Most managers would agree with this – and would proudly point to the money they’ve spent on induction programs, on incentive systems, on skills-development programs, on appraisal and coaching processes … and so forth. Given half a chance, they’d show you dozens of ‘investments’ they’ve made in their people.
But here’s the problem. Most of those investments are ‘hard’ or systems oriented, rather than ‘soft’ or emotion oriented. And ‘hard’ investments can NEVER produce the same results as the ‘soft’ investments.
For instance, if you’re fortunate enough to be part of a loving family or circle of friends, you’d know that your relationships will see you through most challenges. Your ‘people’ will rally around when times are tough. They’ll look out for you. They’ll be loyal. They’ll do whatever they can to help. And they’ll do all of this DESPITE the fact that there’s no ‘hard’ reason for them to do so.
To my way of thinking, that means we’d be crazy to ignore the ‘soft’ systems. To get the best results, we need to work on these emotional investments in our people too. And at the risk of sounding all ‘warm and fuzzy’, I believe this comes down to simply caring about each member of our team.

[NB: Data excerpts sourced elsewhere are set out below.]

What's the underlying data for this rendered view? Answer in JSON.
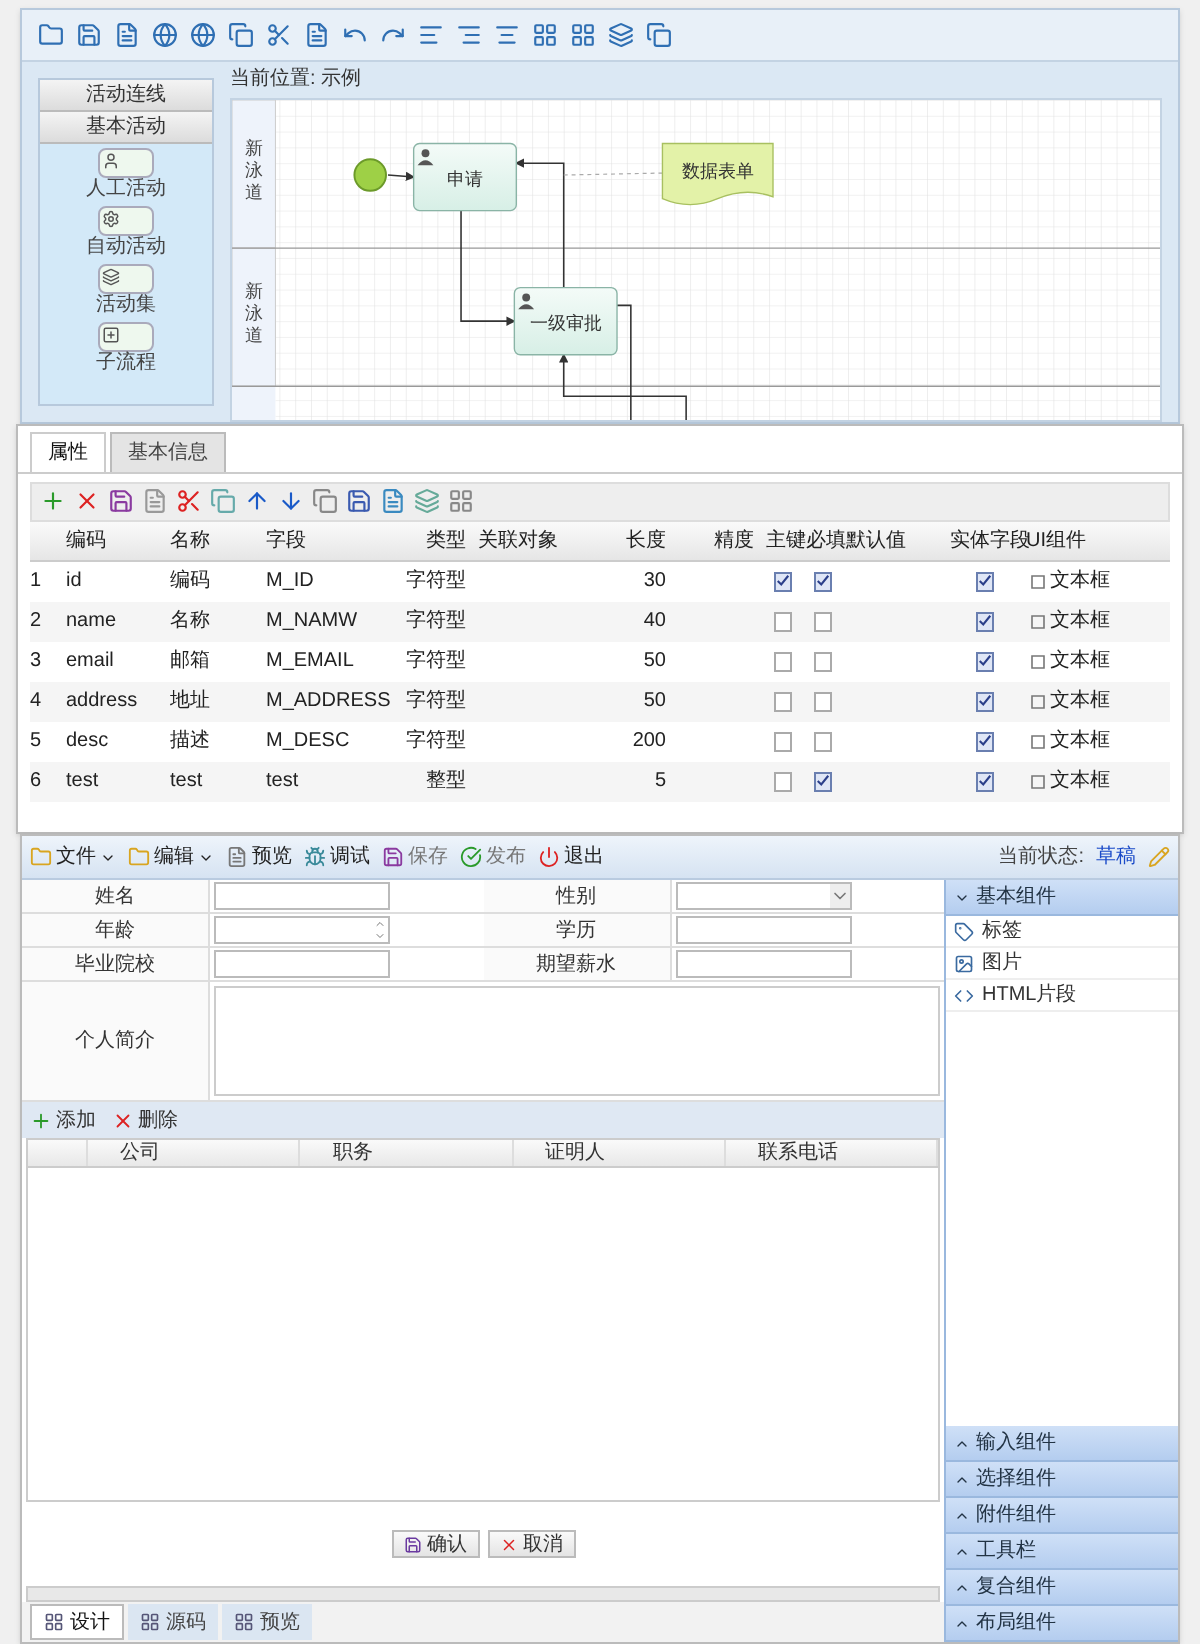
{
  "designer": {
    "palette": {
      "sections": [
        "活动连线",
        "基本活动"
      ],
      "items": [
        {
          "kind": "person",
          "label": "人工活动"
        },
        {
          "kind": "gear",
          "label": "自动活动"
        },
        {
          "kind": "set",
          "label": "活动集"
        },
        {
          "kind": "sub",
          "label": "子流程"
        }
      ]
    },
    "breadcrumb": "当前位置: 示例",
    "lanes": [
      "新泳道",
      "新泳道"
    ],
    "nodes": [
      {
        "kind": "start"
      },
      {
        "kind": "task",
        "label": "申请"
      },
      {
        "kind": "task",
        "label": "一级审批"
      },
      {
        "kind": "document",
        "label": "数据表单"
      }
    ]
  },
  "properties": {
    "tabs": [
      {
        "label": "属性",
        "selected": true
      },
      {
        "label": "基本信息",
        "selected": false
      }
    ],
    "columns": [
      "编码",
      "名称",
      "字段",
      "类型",
      "关联对象",
      "长度",
      "精度",
      "主键",
      "必填",
      "默认值",
      "实体字段",
      "UI组件"
    ],
    "rows": [
      {
        "no": "1",
        "code": "id",
        "name": "编码",
        "field": "M_ID",
        "type": "字符型",
        "length": "30",
        "primary_key": true,
        "required": true,
        "entity_field": true,
        "ui": "文本框"
      },
      {
        "no": "2",
        "code": "name",
        "name": "名称",
        "field": "M_NAMW",
        "type": "字符型",
        "length": "40",
        "primary_key": false,
        "required": false,
        "entity_field": true,
        "ui": "文本框"
      },
      {
        "no": "3",
        "code": "email",
        "name": "邮箱",
        "field": "M_EMAIL",
        "type": "字符型",
        "length": "50",
        "primary_key": false,
        "required": false,
        "entity_field": true,
        "ui": "文本框"
      },
      {
        "no": "4",
        "code": "address",
        "name": "地址",
        "field": "M_ADDRESS",
        "type": "字符型",
        "length": "50",
        "primary_key": false,
        "required": false,
        "entity_field": true,
        "ui": "文本框"
      },
      {
        "no": "5",
        "code": "desc",
        "name": "描述",
        "field": "M_DESC",
        "type": "字符型",
        "length": "200",
        "primary_key": false,
        "required": false,
        "entity_field": true,
        "ui": "文本框"
      },
      {
        "no": "6",
        "code": "test",
        "name": "test",
        "field": "test",
        "type": "整型",
        "length": "5",
        "primary_key": false,
        "required": true,
        "entity_field": true,
        "ui": "文本框"
      }
    ]
  },
  "form_designer": {
    "toolbar": [
      {
        "kind": "menu",
        "label": "文件",
        "disabled": false
      },
      {
        "kind": "menu",
        "label": "编辑",
        "disabled": false
      },
      {
        "kind": "preview",
        "label": "预览",
        "disabled": false
      },
      {
        "kind": "debug",
        "label": "调试",
        "disabled": false
      },
      {
        "kind": "save",
        "label": "保存",
        "disabled": true
      },
      {
        "kind": "publish",
        "label": "发布",
        "disabled": true
      },
      {
        "kind": "exit",
        "label": "退出",
        "disabled": false
      }
    ],
    "status_label": "当前状态:",
    "status_value": "草稿",
    "fields": [
      [
        {
          "label": "姓名",
          "kind": "text"
        },
        {
          "label": "性别",
          "kind": "select"
        }
      ],
      [
        {
          "label": "年龄",
          "kind": "spinner"
        },
        {
          "label": "学历",
          "kind": "text"
        }
      ],
      [
        {
          "label": "毕业院校",
          "kind": "text"
        },
        {
          "label": "期望薪水",
          "kind": "text"
        }
      ]
    ],
    "textarea_label": "个人简介",
    "subtable_actions": [
      {
        "kind": "add",
        "label": "添加"
      },
      {
        "kind": "delete",
        "label": "删除"
      }
    ],
    "subtable_columns": [
      "公司",
      "职务",
      "证明人",
      "联系电话"
    ],
    "buttons": [
      {
        "kind": "confirm",
        "label": "确认"
      },
      {
        "kind": "cancel",
        "label": "取消"
      }
    ],
    "view_tabs": [
      {
        "label": "设计",
        "selected": true
      },
      {
        "label": "源码",
        "selected": false
      },
      {
        "label": "预览",
        "selected": false
      }
    ],
    "component_groups": [
      {
        "label": "基本组件",
        "expanded": true,
        "items": [
          {
            "kind": "label",
            "label": "标签"
          },
          {
            "kind": "image",
            "label": "图片"
          },
          {
            "kind": "html",
            "label": "HTML片段"
          }
        ]
      },
      {
        "label": "输入组件",
        "expanded": false
      },
      {
        "label": "选择组件",
        "expanded": false
      },
      {
        "label": "附件组件",
        "expanded": false
      },
      {
        "label": "工具栏",
        "expanded": false
      },
      {
        "label": "复合组件",
        "expanded": false
      },
      {
        "label": "布局组件",
        "expanded": false
      }
    ]
  }
}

When I was in the Army, that very concept was the basis of our leadership training. In an environment where rigid systems, strict discipline and ‘toughness’ were the norm, commanders were trained to believe they were RESPONSIBLE for their subordinates. To keep us focused, we were told to constantly measure our performance against five
questions. They’re all worth pondering, but pay particular attention to the first one:
• Do I take an interest in the personal welfare of each of my subordinates, as if they were a member of my family?

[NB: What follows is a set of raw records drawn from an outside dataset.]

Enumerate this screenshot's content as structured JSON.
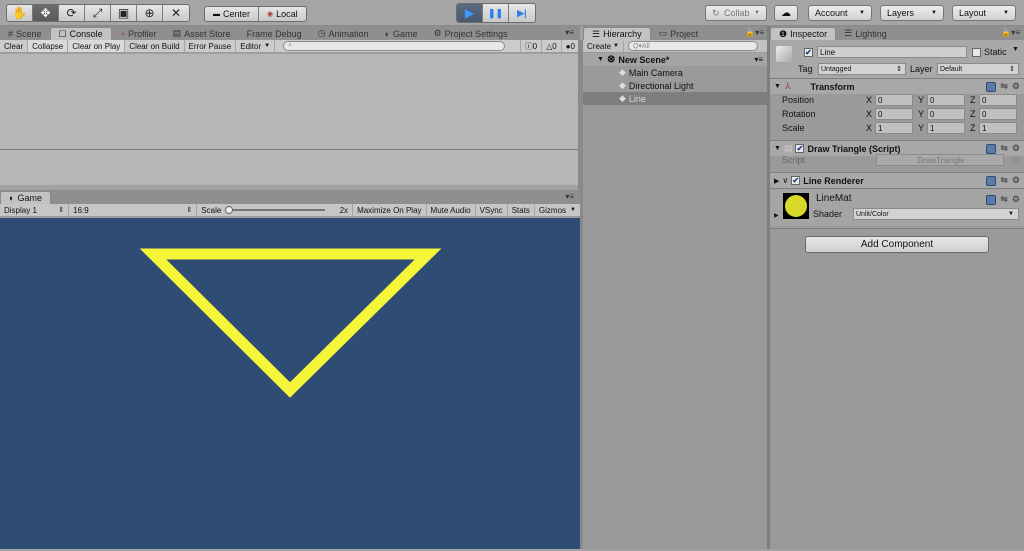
{
  "toolbar": {
    "tools": [
      {
        "name": "hand-tool",
        "glyph": "✋",
        "active": false
      },
      {
        "name": "move-tool",
        "glyph": "✥",
        "active": true
      },
      {
        "name": "rotate-tool",
        "glyph": "⟳",
        "active": false
      },
      {
        "name": "scale-tool",
        "glyph": "⤢",
        "active": false
      },
      {
        "name": "rect-tool",
        "glyph": "▣",
        "active": false
      },
      {
        "name": "transform-tool",
        "glyph": "⊕",
        "active": false
      },
      {
        "name": "custom-tool",
        "glyph": "✕",
        "active": false
      }
    ],
    "pivot_center": "Center",
    "pivot_local": "Local",
    "play_glyph": "▶",
    "pause_glyph": "❚❚",
    "step_glyph": "▶|",
    "collab": "Collab",
    "account": "Account",
    "layers": "Layers",
    "layout": "Layout"
  },
  "top_tabs": [
    {
      "icon": "#",
      "label": "Scene"
    },
    {
      "icon": "☐",
      "label": "Console",
      "active": true
    },
    {
      "icon": "◔",
      "label": "Profiler"
    },
    {
      "icon": "▤",
      "label": "Asset Store"
    },
    {
      "icon": "",
      "label": "Frame Debug"
    },
    {
      "icon": "◷",
      "label": "Animation"
    },
    {
      "icon": "◐",
      "label": "Game"
    },
    {
      "icon": "⚙",
      "label": "Project Settings"
    }
  ],
  "console_toolbar": {
    "buttons": [
      "Clear",
      "Collapse",
      "Clear on Play",
      "Clear on Build",
      "Error Pause",
      "Editor"
    ],
    "search_placeholder": "",
    "info_count": "0",
    "warn_count": "0",
    "error_count": "0"
  },
  "game_panel": {
    "tab_label": "Game",
    "display": "Display 1",
    "aspect": "16:9",
    "scale_label": "Scale",
    "scale_value": "2x",
    "scale_fraction": 0,
    "buttons": [
      "Maximize On Play",
      "Mute Audio",
      "VSync",
      "Stats",
      "Gizmos"
    ],
    "background": "#2f4c74",
    "line_color": "#f5f53a"
  },
  "hierarchy": {
    "tabs": [
      {
        "label": "Hierarchy",
        "active": true
      },
      {
        "label": "Project"
      }
    ],
    "create_label": "Create",
    "search_placeholder": "Q▾All",
    "scene_name": "New Scene*",
    "items": [
      {
        "label": "Main Camera",
        "selected": false
      },
      {
        "label": "Directional Light",
        "selected": false
      },
      {
        "label": "Line",
        "selected": true
      }
    ]
  },
  "inspector": {
    "tabs": [
      {
        "label": "Inspector",
        "active": true
      },
      {
        "label": "Lighting"
      }
    ],
    "object_name": "Line",
    "static_label": "Static",
    "tag_label": "Tag",
    "tag_value": "Untagged",
    "layer_label": "Layer",
    "layer_value": "Default",
    "transform": {
      "title": "Transform",
      "rows": [
        {
          "label": "Position",
          "x": "0",
          "y": "0",
          "z": "0"
        },
        {
          "label": "Rotation",
          "x": "0",
          "y": "0",
          "z": "0"
        },
        {
          "label": "Scale",
          "x": "1",
          "y": "1",
          "z": "1"
        }
      ]
    },
    "script_component": {
      "title": "Draw Triangle (Script)",
      "script_label": "Script",
      "script_value": "DrawTriangle"
    },
    "line_renderer": {
      "title": "Line Renderer"
    },
    "material": {
      "name": "LineMat",
      "shader_label": "Shader",
      "shader_value": "Unlit/Color",
      "color": "#d8d82a"
    },
    "add_component": "Add Component"
  }
}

• Do I heckle my subordinates, or do I strengthen and encourage them?
• Do I correct a subordinate in front of others, or privately?

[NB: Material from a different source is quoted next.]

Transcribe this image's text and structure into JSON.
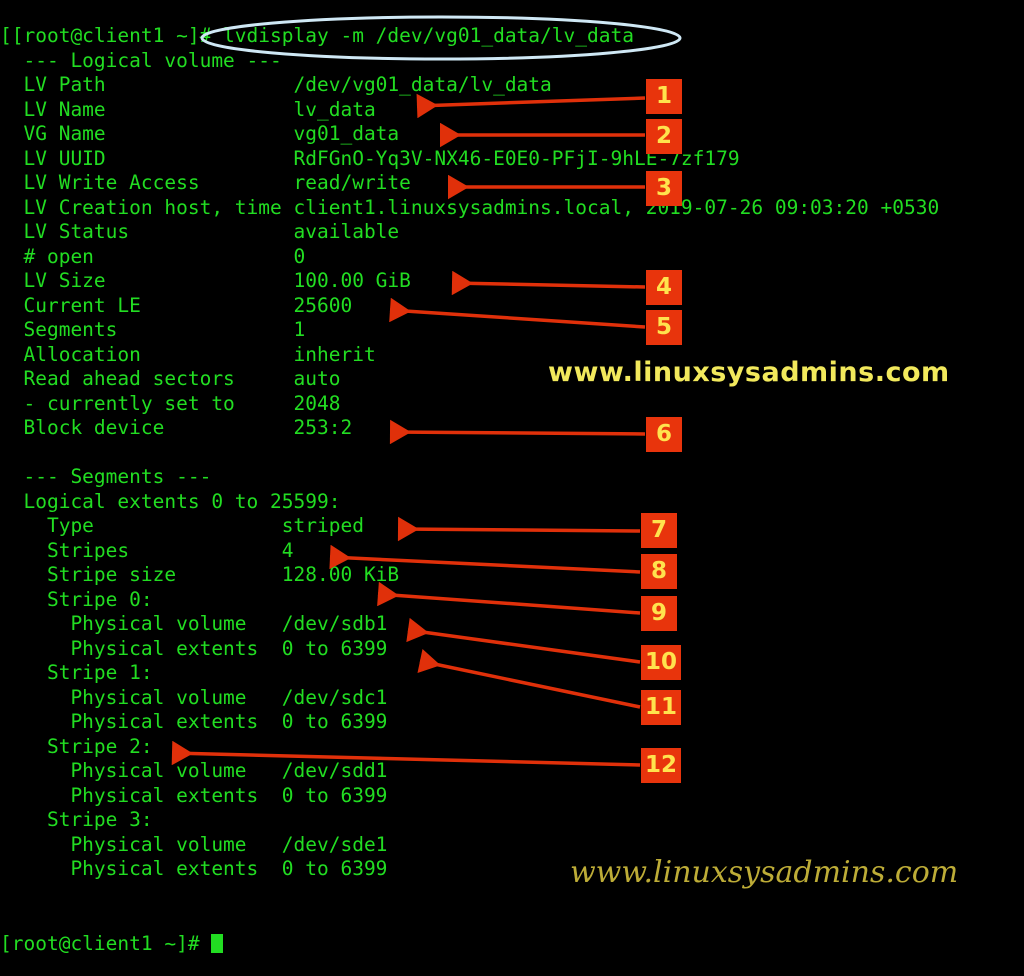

• Do I lose my temper at individuals, or focus on what went wrong and how to fix it?
• Do I act in such a way as to make my subordinates WANT to follow me?
Common sense, sure – but the application of these ideas is all too uncommon. We need to know our peoples’ names AND what they’re interested in or worried about. We need to know about their families AND consider and include them. We need to take the time to find out what they’re thinking – even if that means sitting in some bar until two in the morning talking with them. We need to notice the things that excite them, by observing their body language and listening to their choice of words. We need to MAKE SURE they know they’re appreciated.
Teams with high levels of ‘caring’ have team members who are more loyal, more willing to adapt to changes, more responsible to others within the organisation. These are organisations with low staff turnover, low absenteeism, high productivity, high levels of innovation.
The flip side is also true. ‘Low care’ companies fail to build a reservoir of goodwill to draw on when the going gets rough. And even before those rough times, employees don’t really care – because THEY don’t feel cared about.
This doesn’t mean we should molly coddle our team It doesn’t mean caving in to every wish. It doesn’t mean not making demands or never criticising. And it doesn’t mean not expecting them to perform at their best level. What it DOES mean is that if you want your people to care about YOU, you should care about THEM.
Think of it this way: if your people treated your customers in exactly the same way you treated your employees, would you be happy? If not, perhaps it’s time for a re-think. Perhaps the way to approach the future is to DEMONSTRATE the way you’d like your people to behave, by behaving that way yourself?
After all, a huge amount of knowledge resides in the minds of our people. When a staff member ‘walks’, so does that knowledge. And surely that’s something to care about.